(February 28, 2018 at 1:44 am)Catholic_Lady Wrote:(February 28, 2018 at 12:03 am)wallym Wrote: If Jesus had told the rich guy "Donate 10% of your wealth and follow me!" The rich guy would have done it in a heartbeat. That would have been easy. It'd certainly be very doable.
To me, based on what I know about Jesus, I think he'd be more of the take just what you need, and then the rest goes to helping your fellow man. If actual Jesus were following you asking you to justify all your purchases, that would suck a lot, right? "No no Jesus, this tile pattern is much prettier than the cheaper linoleum alternative. Much prettier than a mosquito net is important for that malaria plagued village in africa." "I'm too tired to make dinner Jesus, that's why we're going out to eat for a price that could feed 10 homeless folks."
Put bluntly, it's borderline murder by omission.
From what I understand, He was speaking to that guy specifically. Jesus wanted him to leave his life behind and become another one of His diciples. It seems a bit unreasonable to think Jesus literally wants all of us to live off the clothes on our backs and travel around different cities evangelizing. If we were all called to do that specifically, nothing else would ever get done in society, including having children and taking care of your family, and the human race would die off. We are called to follow Christ in our own roles.

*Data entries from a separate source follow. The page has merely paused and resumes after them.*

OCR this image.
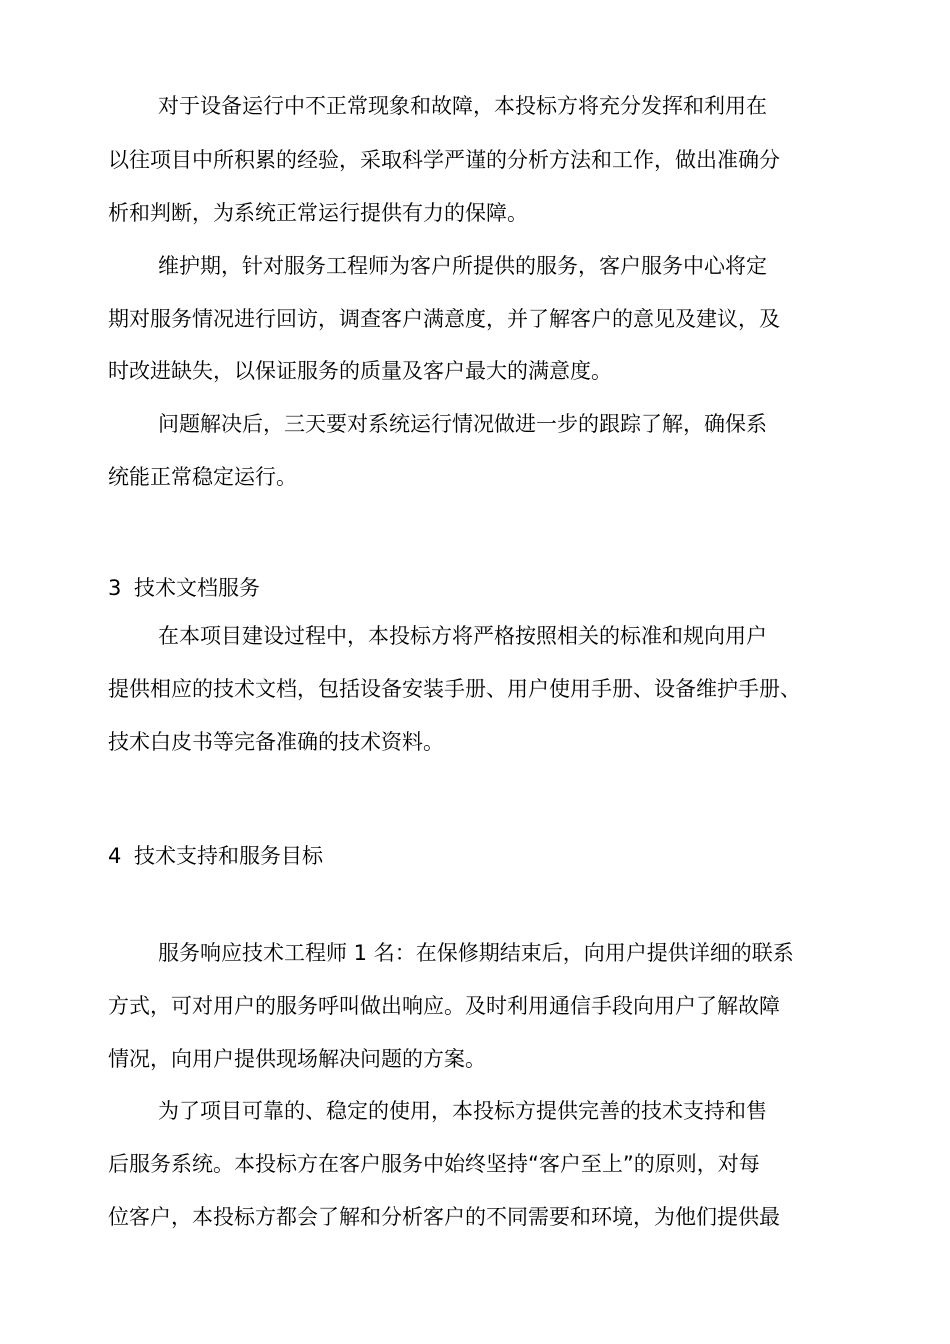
对于设备运行中不正常现象和故障，本投标方将充分发挥和利用在

以往项目中所积累的经验，采取科学严谨的分析方法和工作，做出准确分

析和判断，为系统正常运行提供有力的保障。

维护期，针对服务工程师为客户所提供的服务，客户服务中心将定

期对服务情况进行回访，调查客户满意度，并了解客户的意见及建议，及

时改进缺失，以保证服务的质量及客户最大的满意度。

问题解决后，三天要对系统运行情况做进一步的跟踪了解，确保系

统能正常稳定运行。

3 技术文档服务

在本项目建设过程中，本投标方将严格按照相关的标准和规向用户

提供相应的技术文档，包括设备安装手册、用户使用手册、设备维护手册、

技术白皮书等完备准确的技术资料。

4 技术支持和服务目标

服务响应技术工程师 1 名：在保修期结束后，向用户提供详细的联系

方式，可对用户的服务呼叫做出响应。及时利用通信手段向用户了解故障

情况，向用户提供现场解决问题的方案。

为了项目可靠的、稳定的使用，本投标方提供完善的技术支持和售

后服务系统。本投标方在客户服务中始终坚持“客户至上”的原则，对每

位客户，本投标方都会了解和分析客户的不同需要和环境，为他们提供最
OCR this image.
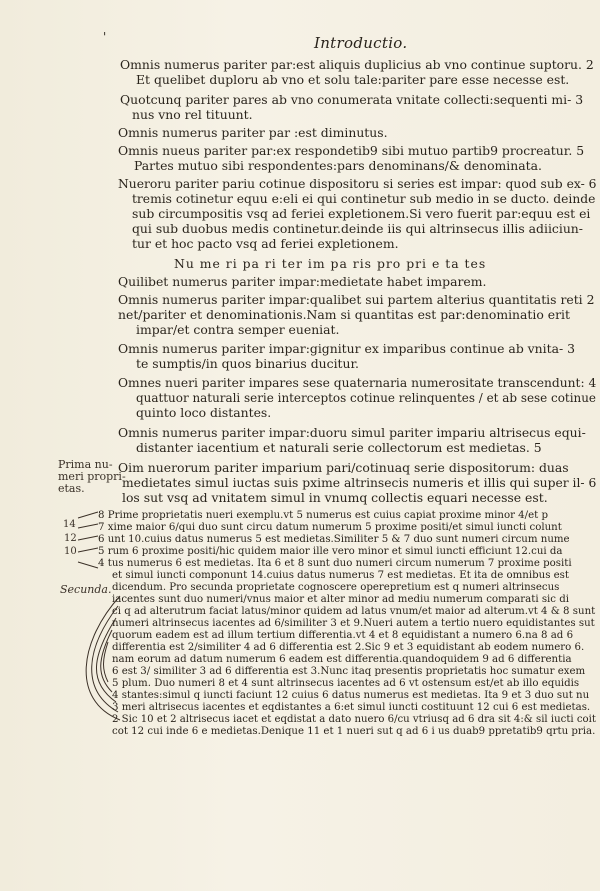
'	Introductio.
Omnis numerus pariter par:est aliquis duplicius ab vno continue suptoru. 2
Et quelibet duploru ab vno et solu tale:pariter pare esse necesse est.
Quotcunq pariter pares ab vno conumerata vnitate collecti:sequenti mi- 3
nus vno rel tituunt.
Omnis numerus pariter par :est diminutus.
Omnis nueus pariter par:ex respondetib9 sibi mutuo partib9 procreatur. 5
Partes mutuo sibi respondentes:pars denominans/& denominata.
Nueroru pariter pariu cotinue dispositoru si series est impar: quod sub ex- 6
tremis cotinetur equu e:eli ei qui continetur sub medio in se ducto. deinde
sub circumpositis vsq ad feriei expletionem.Si vero fuerit par:equu est ei
qui sub duobus medis continetur.deinde iis qui altrinsecus illis adiiciun-
tur et hoc pacto vsq ad feriei expletionem.
Nu me ri pa ri ter im pa ris pro pri e ta tes
Quilibet numerus pariter impar:medietate habet imparem.
Omnis numerus pariter impar:qualibet sui partem alterius quantitatis reti 2
net/pariter et denominationis.Nam si quantitas est par:denominatio erit
impar/et contra semper eueniat.
Omnis numerus pariter impar:gignitur ex imparibus continue ab vnita- 3
te sumptis/in quos binarius ducitur.
Omnes nueri pariter impares sese quaternaria numerositate transcendunt: 4
quattuor naturali serie interceptos cotinue relinquentes / et ab sese cotinue
quinto loco distantes.
Omnis numerus pariter impar:duoru simul pariter impariu altrisecus equi-
distanter iacentium et naturali serie collectorum est medietas. 5
Oim nuerorum pariter imparium pari/cotinuaq serie dispositorum: duas
medietates simul iuctas suis pxime altrinsecis numeris et illis qui super il- 6
los sut vsq ad vnitatem simul in vnumq collectis equari necesse est.
Prima nu-
meri propri-
etas.
Secunda.
14
12
10
8 Prime proprietatis nueri exemplu.vt 5 numerus est cuius capiat proxime minor 4/et p
7 xime maior 6/qui duo sunt circu datum numerum 5 proxime positi/et simul iuncti colunt
6 unt 10.cuius datus numerus 5 est medietas.Similiter 5 & 7 duo sunt numeri circum nume
5 rum 6 proxime positi/hic quidem maior ille vero minor et simul iuncti efficiunt 12.cui da
4 tus numerus 6 est medietas. Ita 6 et 8 sunt duo numeri circum numerum 7 proxime positi
et simul iuncti componunt 14.cuius datus numerus 7 est medietas. Et ita de omnibus est
dicendum. Pro secunda proprietate cognoscere operepretium est q numeri altrinsecus
iacentes sunt duo numeri/vnus maior et alter minor ad mediu numerum comparati sic di
ci q ad alterutrum faciat latus/minor quidem ad latus vnum/et maior ad alterum.vt 4 & 8 sunt
numeri altrinsecus iacentes ad 6/similiter 3 et 9.Nueri autem a tertio nuero equidistantes sut
quorum eadem est ad illum tertium differentia.vt 4 et 8 equidistant a numero 6.na 8 ad 6
differentia est 2/similiter 4 ad 6 differentia est 2.Sic 9 et 3 equidistant ab eodem numero 6.
nam eorum ad datum numerum 6 eadem est differentia.quandoquidem 9 ad 6 differentia
6 est 3/ similiter 3 ad 6 differentia est 3.Nunc itaq presentis proprietatis hoc sumatur exem
5 plum. Duo numeri 8 et 4 sunt altrinsecus iacentes ad 6 vt ostensum est/et ab illo equidis
4 stantes:simul q iuncti faciunt 12 cuius 6 datus numerus est medietas. Ita 9 et 3 duo sut nu
3 meri altrisecus iacentes et eqdistantes a 6:et simul iuncti costituunt 12 cui 6 est medietas.
2 Sic 10 et 2 altrisecus iacet et eqdistat a dato nuero 6/cu vtriusq ad 6 dra sit 4:& sil iucti coit
cot 12 cui inde 6 e medietas.Denique 11 et 1 nueri sut q ad 6 i us duab9 ppretatib9 qrtu pria.
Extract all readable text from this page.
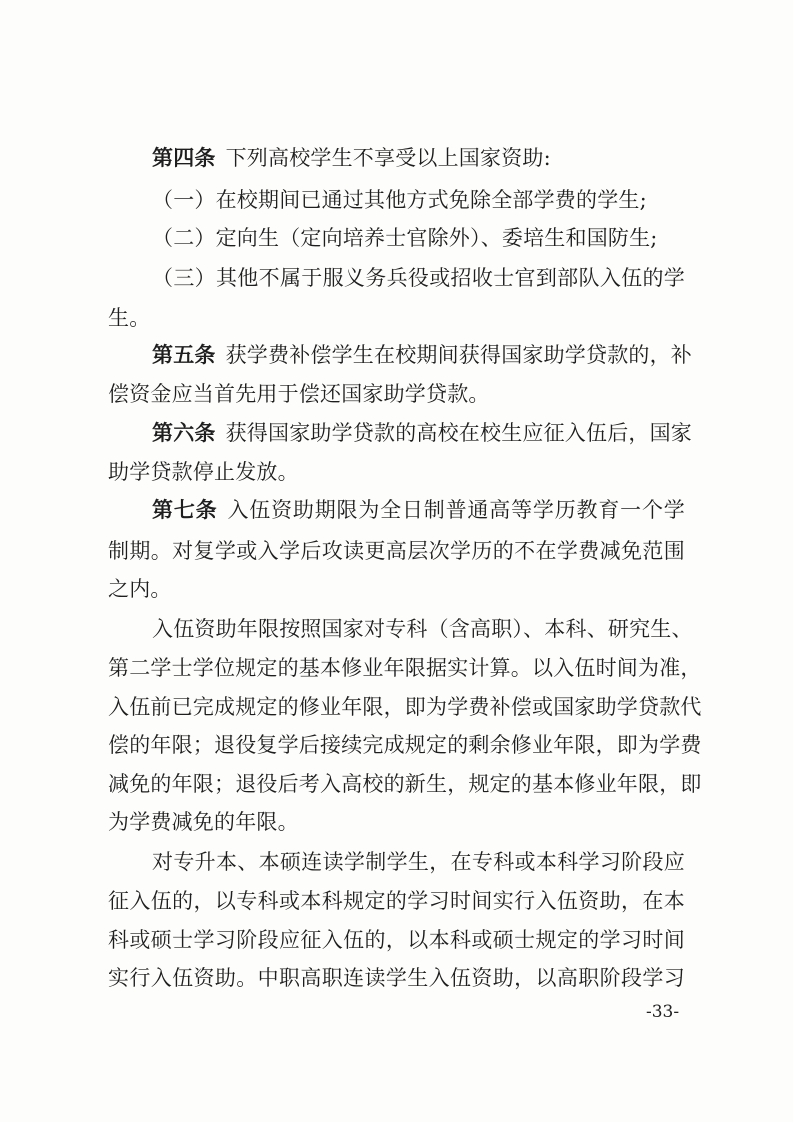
第四条 下列高校学生不享受以上国家资助:
（一）在校期间已通过其他方式免除全部学费的学生;
（二）定向生（定向培养士官除外）、委培生和国防生;
（三）其他不属于服义务兵役或招收士官到部队入伍的学
生。
第五条 获学费补偿学生在校期间获得国家助学贷款的，补
偿资金应当首先用于偿还国家助学贷款。
第六条 获得国家助学贷款的高校在校生应征入伍后，国家
助学贷款停止发放。
第七条 入伍资助期限为全日制普通高等学历教育一个学
制期。对复学或入学后攻读更高层次学历的不在学费减免范围
之内。
入伍资助年限按照国家对专科（含高职）、本科、研究生、
第二学士学位规定的基本修业年限据实计算。以入伍时间为准，
入伍前已完成规定的修业年限，即为学费补偿或国家助学贷款代
偿的年限；退役复学后接续完成规定的剩余修业年限，即为学费
减免的年限；退役后考入高校的新生，规定的基本修业年限，即
为学费减免的年限。
对专升本、本硕连读学制学生，在专科或本科学习阶段应
征入伍的，以专科或本科规定的学习时间实行入伍资助，在本
科或硕士学习阶段应征入伍的，以本科或硕士规定的学习时间
实行入伍资助。中职高职连读学生入伍资助，以高职阶段学习
-33-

Of course it would be very admirable to literally never go out to eat, never buy anything nice, and only live off the absolute bare minimums. There are many saints who lived that way by choice, and it's a great thing. But it is not a moral obligation. We are not morally required to live that sort of life style.
So long as you give a reasonable amount of what you have and don't waste money on useless stuff all the time or live a lavish lifestyle, you are not "sinning." At least not in my faith. Perhaps there are some more extreme branches of Christianity that think otherwise though.
I occasionally watch a documentary show on mtv called The Fabulous Life of the Filthy Rich, and it's absolutely ridiculous and sad to see the huge amounts of money those people drop on things that are just so pointless, just for the sake of it. Like owning a dozen vintage cars that just sit in your huge garage. That, I would say, is very much sinful, and I have a hard time imagining not feeling guilty if I lived my life splurging like that. I can see why Jesus would say it's hard getting into Heaven if you're rich.
I'm not saying evangelizing. I'm saying prioritizing like you actually believe what Jesus was preaching. Do you need a house rather than a trailer? How much money would that free up to spend on saving lives rather than having some extra room?
I get the idea it's setting the bar higher than people like, but Jesus is a God who let humans kill him so they can go to heaven even though they didn't deserve it. In that context, is not eating at applebees once a week, and spending the saved money on food for the food shelter that big an ask?